Males (M) and females (F) differ in alveolar septation. A–H: Hematoxylin and eosin staining showing differences in secondary septa during lung development in males and females of the C57BL/6 strain. A–H: Room air (RA) males (A and E) show thinner secondary septa than RA females (C and G), whereas bronchopulmonary dysplasia (BPD) males (B and F) show short and thick septa with club-shaped ends (arrowheads), compared with BPD females (D and H) with pointed tips (arrows). E–H: Higher magnification of the septa tips, indicated with arrows and arrowheads in A–D. Alveolar septation in lung alveogenesis is controlled by genes, such as platelet-derived growth factor-A (PDGFA) and secreted phosphoprotein 1 (Spp1).
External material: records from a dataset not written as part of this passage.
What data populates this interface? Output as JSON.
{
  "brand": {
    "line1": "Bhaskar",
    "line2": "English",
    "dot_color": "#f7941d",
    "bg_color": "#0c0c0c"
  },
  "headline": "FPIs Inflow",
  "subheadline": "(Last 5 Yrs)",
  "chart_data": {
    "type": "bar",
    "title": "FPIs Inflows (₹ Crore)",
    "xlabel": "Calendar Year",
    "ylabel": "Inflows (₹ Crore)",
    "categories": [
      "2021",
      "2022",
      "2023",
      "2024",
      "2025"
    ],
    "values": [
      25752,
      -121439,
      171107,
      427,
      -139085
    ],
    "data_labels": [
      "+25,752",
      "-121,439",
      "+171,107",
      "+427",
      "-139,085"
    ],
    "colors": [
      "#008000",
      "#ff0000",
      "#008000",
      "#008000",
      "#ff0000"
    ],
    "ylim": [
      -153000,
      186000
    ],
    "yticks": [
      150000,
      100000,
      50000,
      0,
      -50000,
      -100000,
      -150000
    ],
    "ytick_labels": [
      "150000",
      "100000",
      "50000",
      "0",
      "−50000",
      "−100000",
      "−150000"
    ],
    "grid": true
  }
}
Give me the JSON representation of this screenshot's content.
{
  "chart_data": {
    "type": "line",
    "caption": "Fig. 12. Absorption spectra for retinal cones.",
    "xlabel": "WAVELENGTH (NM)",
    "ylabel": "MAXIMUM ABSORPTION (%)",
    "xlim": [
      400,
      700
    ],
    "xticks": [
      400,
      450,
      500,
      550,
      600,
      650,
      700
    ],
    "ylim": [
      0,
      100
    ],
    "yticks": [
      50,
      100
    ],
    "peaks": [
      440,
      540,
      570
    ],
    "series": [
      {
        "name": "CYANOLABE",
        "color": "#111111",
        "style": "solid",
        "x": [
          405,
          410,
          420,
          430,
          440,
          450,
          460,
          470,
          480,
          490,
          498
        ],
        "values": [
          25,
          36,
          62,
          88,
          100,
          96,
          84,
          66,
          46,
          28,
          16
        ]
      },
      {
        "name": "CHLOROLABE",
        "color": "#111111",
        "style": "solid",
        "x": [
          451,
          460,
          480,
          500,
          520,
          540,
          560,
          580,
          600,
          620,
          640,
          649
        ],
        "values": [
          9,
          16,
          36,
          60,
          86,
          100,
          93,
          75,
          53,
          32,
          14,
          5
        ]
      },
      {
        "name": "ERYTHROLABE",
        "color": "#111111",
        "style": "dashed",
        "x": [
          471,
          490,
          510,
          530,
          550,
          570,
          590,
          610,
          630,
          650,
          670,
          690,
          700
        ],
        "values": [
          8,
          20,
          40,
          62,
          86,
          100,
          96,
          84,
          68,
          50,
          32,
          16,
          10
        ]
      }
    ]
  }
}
Akt is considered to play a role in overall lung development. I–O: Real-time quantitative PCR showing expression of PGDF-A (I), along with Western blot analyses of PGDF-A (J), Spp1 (K), and Akt (L), with corresponding densitometric quantifications (M–O). PDGF-A, Spp1, and Akt are expressed more in females than in males in both RA and BPD groups. Vinculin is the loading control. n = 8 to 10 (A–D); n = 3 (J–L). ^∗∗P < 0.01, ^∗∗∗P < 0.001. Scale bars = 20 μm (A–H).

Figure 5

miRNAs (miR-34a and miR-146) are differentially expressed in males (M) and females (F). Real-time quantitative PCR showing expression of miR-34a, miR-146, IL-1 receptor–associated kinase 1 (IRAK1), and toll-like receptor 4 (TLR4). A and B: miR-34a is expressed more in bronchopulmonary dysplasia (BPD) males than in BPD females (A), whereas miR-146 is expressed more in the BPD females than males (B). There is no change in the expression of both miRNAs in room air (RA). IRAK1 is a downstream target of miR-146 and is involved in the inflammation pathway. C and D: IRAK1 and TLR4 are significantly up-regulated in males and females in the BPD group, but the expression of IRAK1 is significantly decreased in females when compared with males in the BPD group. Lung morphometry showing measurement of chord length and alveolar area in both males and females after treatment with miR-146 mimic and inhibitor, respectively, after exposure to hyperoxia. E and F: Both the chord length (E) and the alveolar area (F) are significantly increased in the BPD males compared with RA males, but after treatment with mimic, they are restored to normal. G and H: The females given the antagomir show increased chord lengths and alveolar areas compared with wild type (WT). I and J: Representative images of Western blot analyses, with corresponding densitometric quantification showing expression of IRAK1 and TLR4 after treating the males with miR-146 mimic (I) and the females with antagomir (J). The BPD males show increased expression of IRAK1 and TLR4 compared with RA, but after treatment with miR-146 mimic, the expression is significantly decreased. On the contrary, in females treated with miR-146 antagomir, IRAK1 and TLR4 are significantly up-regulated in both the RA and BPD groups. Vinculin was used as the loading control. n = 5 to 8 (A–F). ^∗P < 0.05, ^∗∗P < 0.01, ^∗∗∗P < 0.001, and ^∗∗∗∗P < 0.0001.